I will have to think about the middle method but I have used the first and the last. Factoring is nice...but it is applicable only when the numbers are fairly small or at least fairly neat. I mean, 2 and 4, 20 and 5 etc. or 100 and 1000 etc.

 

[allegansveritatem]

So, I think I have it now and I find that both 1 and 10000 are solutions for x and 0 and 4 for log x. Please excuse the sloppy correction in the last lines. I had to write with a mouse, something that is not so easy to do.

 

[Dr.Peterson]

The work is good. But the checks look as if you were thinking incorrectly, improperly simplifying each side.

To check a solution, do not do any of the work you do in solving (such as squaring each side); just evaluate each side separately.
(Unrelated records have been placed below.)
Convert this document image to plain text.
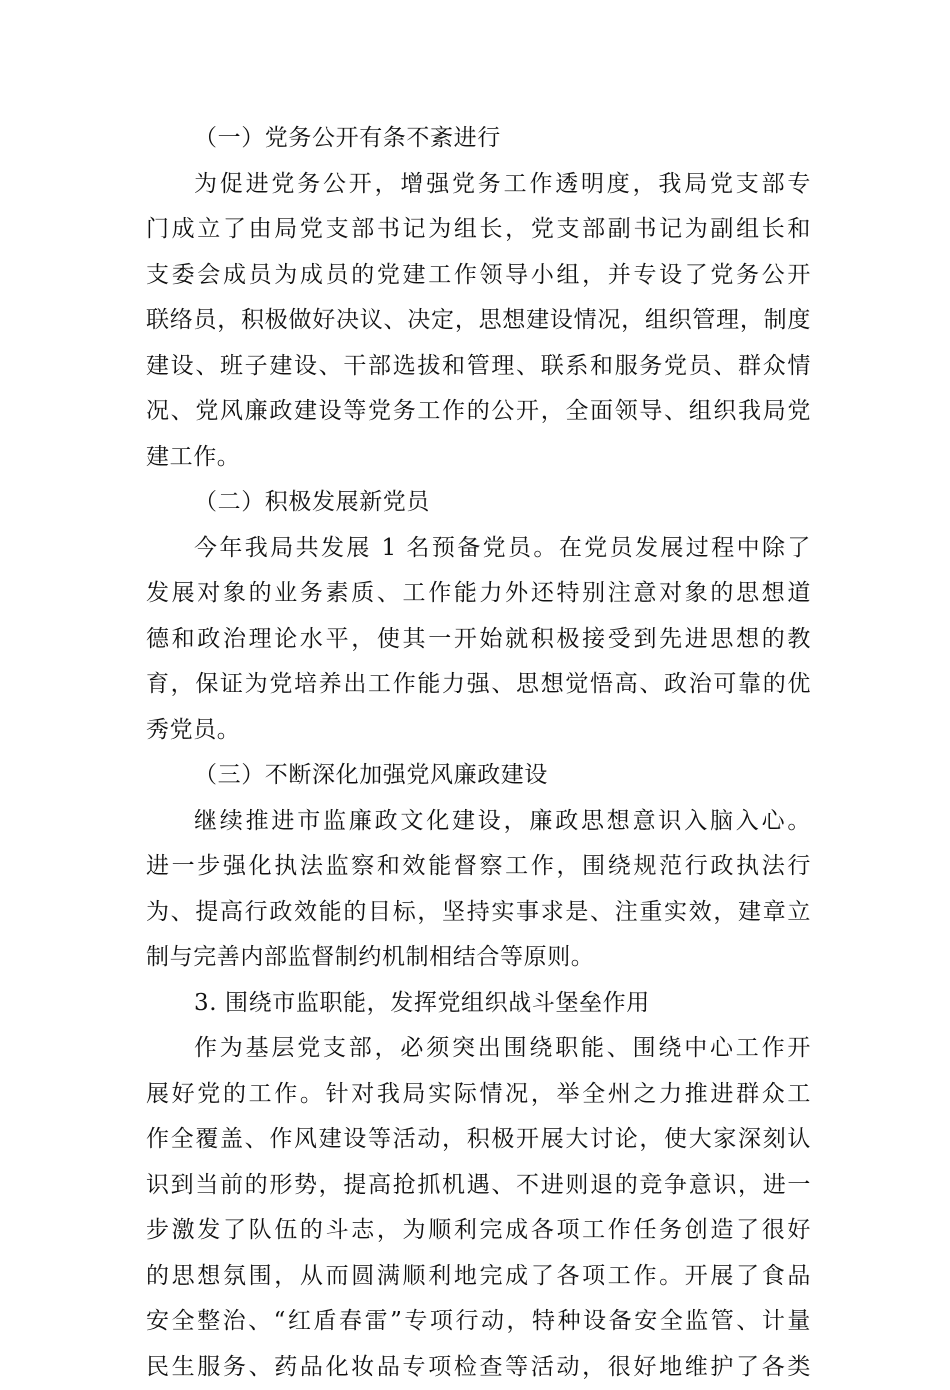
（一）党务公开有条不紊进行

为促进党务公开，增强党务工作透明度，我局党支部专

门成立了由局党支部书记为组长，党支部副书记为副组长和

支委会成员为成员的党建工作领导小组，并专设了党务公开

联络员，积极做好决议、决定，思想建设情况，组织管理，制度

建设、班子建设、干部选拔和管理、联系和服务党员、群众情

况、党风廉政建设等党务工作的公开，全面领导、组织我局党

建工作。

（二）积极发展新党员

今年我局共发展 1 名预备党员。在党员发展过程中除了

发展对象的业务素质、工作能力外还特别注意对象的思想道

德和政治理论水平，使其一开始就积极接受到先进思想的教

育，保证为党培养出工作能力强、思想觉悟高、政治可靠的优

秀党员。

（三）不断深化加强党风廉政建设

继续推进市监廉政文化建设，廉政思想意识入脑入心。

进一步强化执法监察和效能督察工作，围绕规范行政执法行

为、提高行政效能的目标，坚持实事求是、注重实效，建章立

制与完善内部监督制约机制相结合等原则。

3. 围绕市监职能，发挥党组织战斗堡垒作用

作为基层党支部，必须突出围绕职能、围绕中心工作开

展好党的工作。针对我局实际情况，举全州之力推进群众工

作全覆盖、作风建设等活动，积极开展大讨论，使大家深刻认

识到当前的形势，提高抢抓机遇、不进则退的竞争意识，进一

步激发了队伍的斗志，为顺利完成各项工作任务创造了很好

的思想氛围，从而圆满顺利地完成了各项工作。开展了食品

安全整治、“红盾春雷”专项行动，特种设备安全监管、计量

民生服务、药品化妆品专项检查等活动，很好地维护了各类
The check for x = 10,000 looks like this:

[MATH]\log\sqrt{10,000} = \log{100} = 2[/MATH]​

[MATH]\sqrt{\log{10,000}} = \sqrt{4} = 2[/MATH]​

Since these numbers are equal, x = 10,000 is a solution.

This is important because it is too easy to make the same mistakes you might have made when you solved; evaluating is safer, and at the least would involve different mistakes.